This is a kind of poly unsaturated fatty acid, which we can get from our own diet. Omega-3 in our diet is of three types. Alpha-linolenic acid (ALA) – oil from plants or plant plants. Ikoseptenanoic acid (EPA) – Oil from seafood or sea creatures. Docosahexanoiic acid (DHA) – This is the oil from seafood or sea creatures.
If you always want to appear young and want to control your growing age, then you can get used to taking the Omega 3 supplement, because obviously there will be no one in life Who will not think of health but yes, it is a matter of taking time, then we can not do it. But still keep in mind that the biggest asset you have is your body and your health without which you will not be able to feel any happiness in the world in such a way that you can do as well as you can.
So make a bit of sense for this, as well as the habit of taking good food properly, and there are many types of such food that contains Omega 3 (Omega 3) and tell you Omega Regular intake of 3 (omega 3) reduces inflammation level level. Omega 3 is very helpful in dealing with such problems as heart disease and type 2 diabetes arthritis.
omega 3 dosage
Omega 3 (omega 3) helps you to overcome diseases that increase the rate of aging like Alzheimer’s. It is found in fishes like Flexsides, Canola oils, and tuna, salmon and macrail and it is sufficient to take 1.25 to 2.5 grams of its daily dose.A healthy person should consume Omega-3 fatty acids by weight. Consult the dietician or doctor, because more fat causes it to cause obesity. Grind seeds such as flax, make powder and eat one-and-a-half spoon in the morning with stomach water, it will be beneficial. These feathers can also be eaten by sprinkling the seeds on the salad or in yogurt-raita. Due to the cooking of Omega-3 oil, it is supplied automatically.A healthy person can take 4 grams of omega-3 fatty acids in one day. The Child Health Foundation recommends consuming an average of 2 grams of omega-3 per day for children, pregnant and lactating women. Ill people should pay attention to the doctor’s advice.
Omega-3 fatty acids are a type of fat. It helps in physical and mental development with the formation of hormones in the body. Learn about their many functions and benefits.
We get omega-3 fatty acids from sources in vegetarian and non-vegetarians. It is found in large amounts in fruits such as dried nuts, peanuts, linseed, sunflower, mustard seeds, konadiya or soybean, sprouts, tofu, cabbage, green beans, broccoli, turnips, green leafy vegetables and strawberries, raspberry. Seafoods such as tuna, salmon, hilsa, sardines, fishes such as fishes, algae and shrimp are good countries of the EPA and DHA type of omega-3. Apart from this cow’s milk, groundnut and egg intake are also beneficial.

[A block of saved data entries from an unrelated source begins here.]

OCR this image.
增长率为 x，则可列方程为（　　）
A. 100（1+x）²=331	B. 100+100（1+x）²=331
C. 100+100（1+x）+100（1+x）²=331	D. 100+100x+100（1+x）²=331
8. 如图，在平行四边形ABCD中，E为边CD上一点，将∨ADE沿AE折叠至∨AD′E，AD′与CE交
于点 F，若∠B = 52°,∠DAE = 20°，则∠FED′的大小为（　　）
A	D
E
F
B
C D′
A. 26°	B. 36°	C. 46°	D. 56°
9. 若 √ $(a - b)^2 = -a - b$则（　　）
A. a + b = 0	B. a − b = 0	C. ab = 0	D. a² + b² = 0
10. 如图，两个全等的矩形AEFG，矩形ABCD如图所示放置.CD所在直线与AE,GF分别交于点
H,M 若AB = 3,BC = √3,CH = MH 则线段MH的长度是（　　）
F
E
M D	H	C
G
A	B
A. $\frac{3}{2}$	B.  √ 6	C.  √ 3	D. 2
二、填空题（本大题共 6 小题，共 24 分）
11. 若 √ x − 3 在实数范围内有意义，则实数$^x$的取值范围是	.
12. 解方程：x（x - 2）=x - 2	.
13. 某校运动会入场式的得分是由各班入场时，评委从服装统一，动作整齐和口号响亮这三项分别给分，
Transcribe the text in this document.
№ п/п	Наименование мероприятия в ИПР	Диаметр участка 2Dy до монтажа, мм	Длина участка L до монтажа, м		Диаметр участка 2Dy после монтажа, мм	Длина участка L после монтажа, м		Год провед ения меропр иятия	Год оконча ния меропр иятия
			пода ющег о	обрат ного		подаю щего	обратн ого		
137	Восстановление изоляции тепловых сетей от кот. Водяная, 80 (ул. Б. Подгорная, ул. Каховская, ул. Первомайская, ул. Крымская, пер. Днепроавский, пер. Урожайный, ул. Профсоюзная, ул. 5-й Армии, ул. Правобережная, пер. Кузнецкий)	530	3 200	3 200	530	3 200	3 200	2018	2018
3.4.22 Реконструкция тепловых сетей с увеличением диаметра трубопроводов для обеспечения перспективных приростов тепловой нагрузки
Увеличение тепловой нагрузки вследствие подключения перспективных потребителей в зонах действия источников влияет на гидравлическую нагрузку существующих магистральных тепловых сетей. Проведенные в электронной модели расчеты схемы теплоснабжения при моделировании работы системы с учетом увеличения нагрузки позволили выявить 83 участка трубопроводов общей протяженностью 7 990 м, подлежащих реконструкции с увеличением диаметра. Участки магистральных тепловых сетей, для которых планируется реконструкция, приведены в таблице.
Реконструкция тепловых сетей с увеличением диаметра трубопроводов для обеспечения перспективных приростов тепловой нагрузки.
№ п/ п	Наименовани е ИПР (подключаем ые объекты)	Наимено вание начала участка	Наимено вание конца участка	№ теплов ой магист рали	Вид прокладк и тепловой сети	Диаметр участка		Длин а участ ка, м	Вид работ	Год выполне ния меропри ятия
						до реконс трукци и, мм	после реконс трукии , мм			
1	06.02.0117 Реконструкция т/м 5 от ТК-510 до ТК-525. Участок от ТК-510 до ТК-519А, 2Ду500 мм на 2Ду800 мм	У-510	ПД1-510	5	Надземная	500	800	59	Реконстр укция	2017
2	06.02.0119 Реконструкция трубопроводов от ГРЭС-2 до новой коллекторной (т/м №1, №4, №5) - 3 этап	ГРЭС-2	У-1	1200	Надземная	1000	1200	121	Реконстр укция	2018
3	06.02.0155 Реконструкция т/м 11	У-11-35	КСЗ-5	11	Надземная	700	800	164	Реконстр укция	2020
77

Regardless of the intake of adequate quantity, the risk of lack of omega-3 fatty acids increases due to a decrease in metabolism or absorption due to disturbances in the digestive system. Its deficiency can lead to high blood pressure, heart disease, high cholesterol, diabetes, swelling, bowel disease, Alzheimer’s disease. Research has proven that the lack of omega-3 in the diet increases the risk of breast and prostate cancer.

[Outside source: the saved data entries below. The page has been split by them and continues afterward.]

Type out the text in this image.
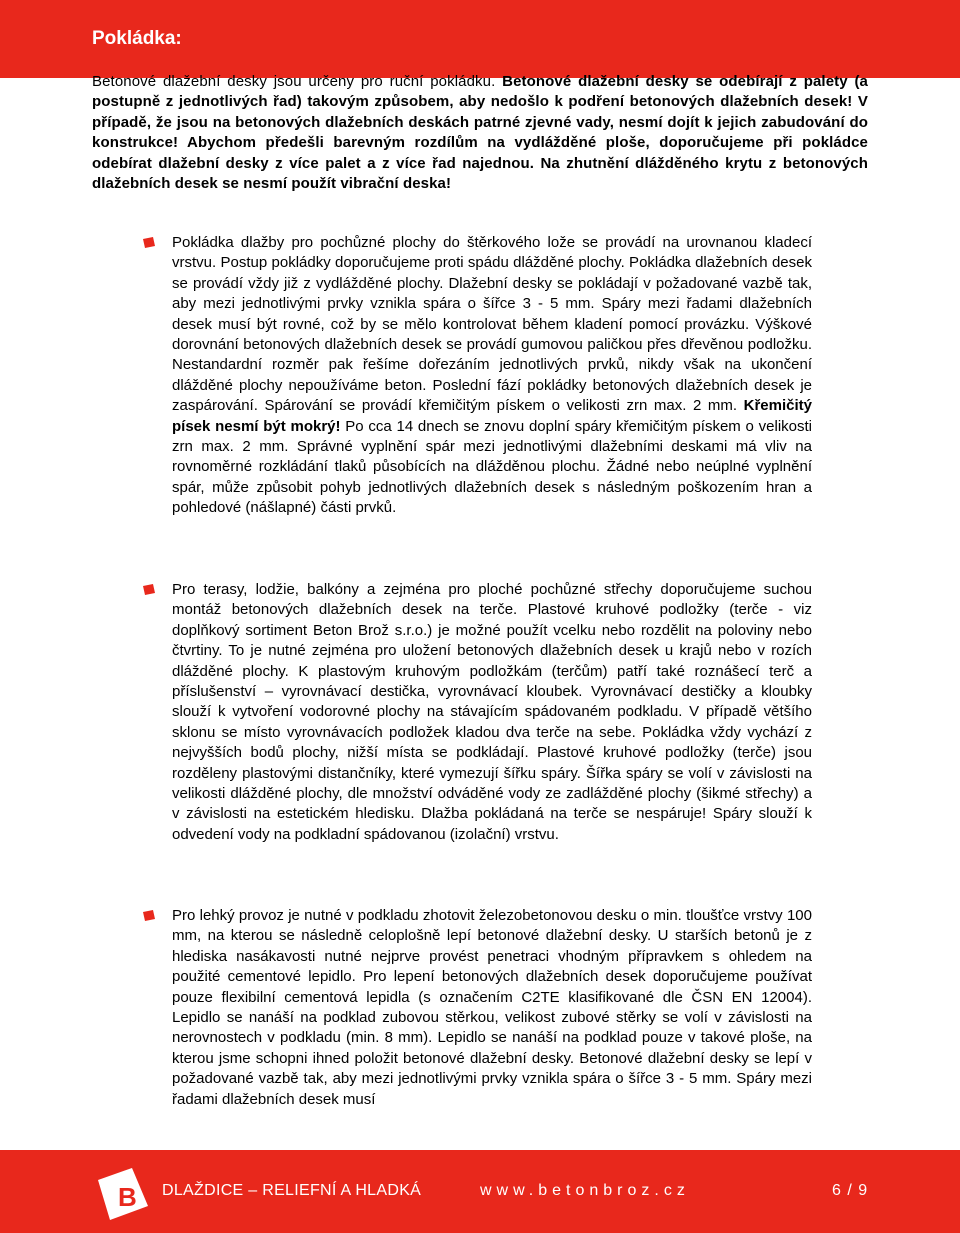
Pokládka:

Betonové dlažební desky jsou určeny pro ruční pokládku. Betonové dlažební desky se odebírají z palety (a postupně z jednotlivých řad) takovým způsobem, aby nedošlo k podření betonových dlažebních desek! V případě, že jsou na betonových dlažebních deskách patrné zjevné vady, nesmí dojít k jejich zabudování do konstrukce! Abychom předešli barevným rozdílům na vydlážděné ploše, doporučujeme při pokládce odebírat dlažební desky z více palet a z více řad najednou. Na zhutnění dlážděného krytu z betonových dlažebních desek se nesmí použít vibrační deska!

Pokládka dlažby pro pochůzné plochy do štěrkového lože se provádí na urovnanou kladecí vrstvu. Postup pokládky doporučujeme proti spádu dlážděné plochy. Pokládka dlažebních desek se provádí vždy již z vydlážděné plochy. Dlažební desky se pokládají v požadované vazbě tak, aby mezi jednotlivými prvky vznikla spára o šířce 3 - 5 mm. Spáry mezi řadami dlažebních desek musí být rovné, což by se mělo kontrolovat během kladení pomocí provázku. Výškové dorovnání betonových dlažebních desek se provádí gumovou paličkou přes dřevěnou podložku. Nestandardní rozměr pak řešíme dořezáním jednotlivých prvků, nikdy však na ukončení dlážděné plochy nepoužíváme beton. Poslední fází pokládky betonových dlažebních desek je zaspárování. Spárování se provádí křemičitým pískem o velikosti zrn max. 2 mm. Křemičitý písek nesmí být mokrý! Po cca 14 dnech se znovu doplní spáry křemičitým pískem o velikosti zrn max. 2 mm. Správné vyplnění spár mezi jednotlivými dlažebními deskami má vliv na rovnoměrné rozkládání tlaků působících na dlážděnou plochu. Žádné nebo neúplné vyplnění spár, může způsobit pohyb jednotlivých dlažebních desek s následným poškozením hran a pohledové (nášlapné) části prvků.

Pro terasy, lodžie, balkóny a zejména pro ploché pochůzné střechy doporučujeme suchou montáž betonových dlažebních desek na terče. Plastové kruhové podložky (terče - viz doplňkový sortiment Beton Brož s.r.o.) je možné použít vcelku nebo rozdělit na poloviny nebo čtvrtiny. To je nutné zejména pro uložení betonových dlažebních desek u krajů nebo v rozích dlážděné plochy. K plastovým kruhovým podložkám (terčům) patří také roznášecí terč a příslušenství – vyrovnávací destička, vyrovnávací kloubek. Vyrovnávací destičky a kloubky slouží k vytvoření vodorovné plochy na stávajícím spádovaném podkladu. V případě většího sklonu se místo vyrovnávacích podložek kladou dva terče na sebe. Pokládka vždy vychází z nejvyšších bodů plochy, nižší místa se podkládají. Plastové kruhové podložky (terče) jsou rozděleny plastovými distančníky, které vymezují šířku spáry. Šířka spáry se volí v závislosti na velikosti dlážděné plochy, dle množství odváděné vody ze zadlážděné plochy (šikmé střechy) a v závislosti na estetickém hledisku. Dlažba pokládaná na terče se nespáruje! Spáry slouží k odvedení vody na podkladní spádovanou (izolační) vrstvu.

Pro lehký provoz je nutné v podkladu zhotovit železobetonovou desku o min. tloušťce vrstvy 100 mm, na kterou se následně celoplošně lepí betonové dlažební desky. U starších betonů je z hlediska nasákavosti nutné nejprve provést penetraci vhodným přípravkem s ohledem na použité cementové lepidlo. Pro lepení betonových dlažebních desek doporučujeme používat pouze flexibilní cementová lepidla (s označením C2TE klasifikované dle ČSN EN 12004). Lepidlo se nanáší na podklad zubovou stěrkou, velikost zubové stěrky se volí v závislosti na nerovnostech v podkladu (min. 8 mm). Lepidlo se nanáší na podklad pouze v takové ploše, na kterou jsme schopni ihned položit betonové dlažební desky. Betonové dlažební desky se lepí v požadované vazbě tak, aby mezi jednotlivými prvky vznikla spára o šířce 3 - 5 mm. Spáry mezi řadami dlažebních desek musí

B DLAŽDICE – RELIEFNÍ A HLADKÁ	www.betonbroz.cz	6 / 9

Omega-3 is very beneficial
Regular intake of omega-3 regulates the level of fat or triglycerides in the blood, which reduces the risk of cardiovascular diseases by 50 percent. From regular eating, the effect of inflammation causing inflammation by the athrratitis is less effective. Pain in pain, back pain, rumination arthritis, and rest is found in the jamadamna. Children’s nervous system, beneficial in mental and physical development Omega 3 Boosting the learning power of children and improving their mental skills.
More consumption is harmful
By eating a diet consistent with omega-3 fatty acids, there is no harm to the health, but excess fat gets accumulated in the body cells and increases the weight. In the future, it can be a threat to diseases such as hypertension, cardiovascular disease and diabetes.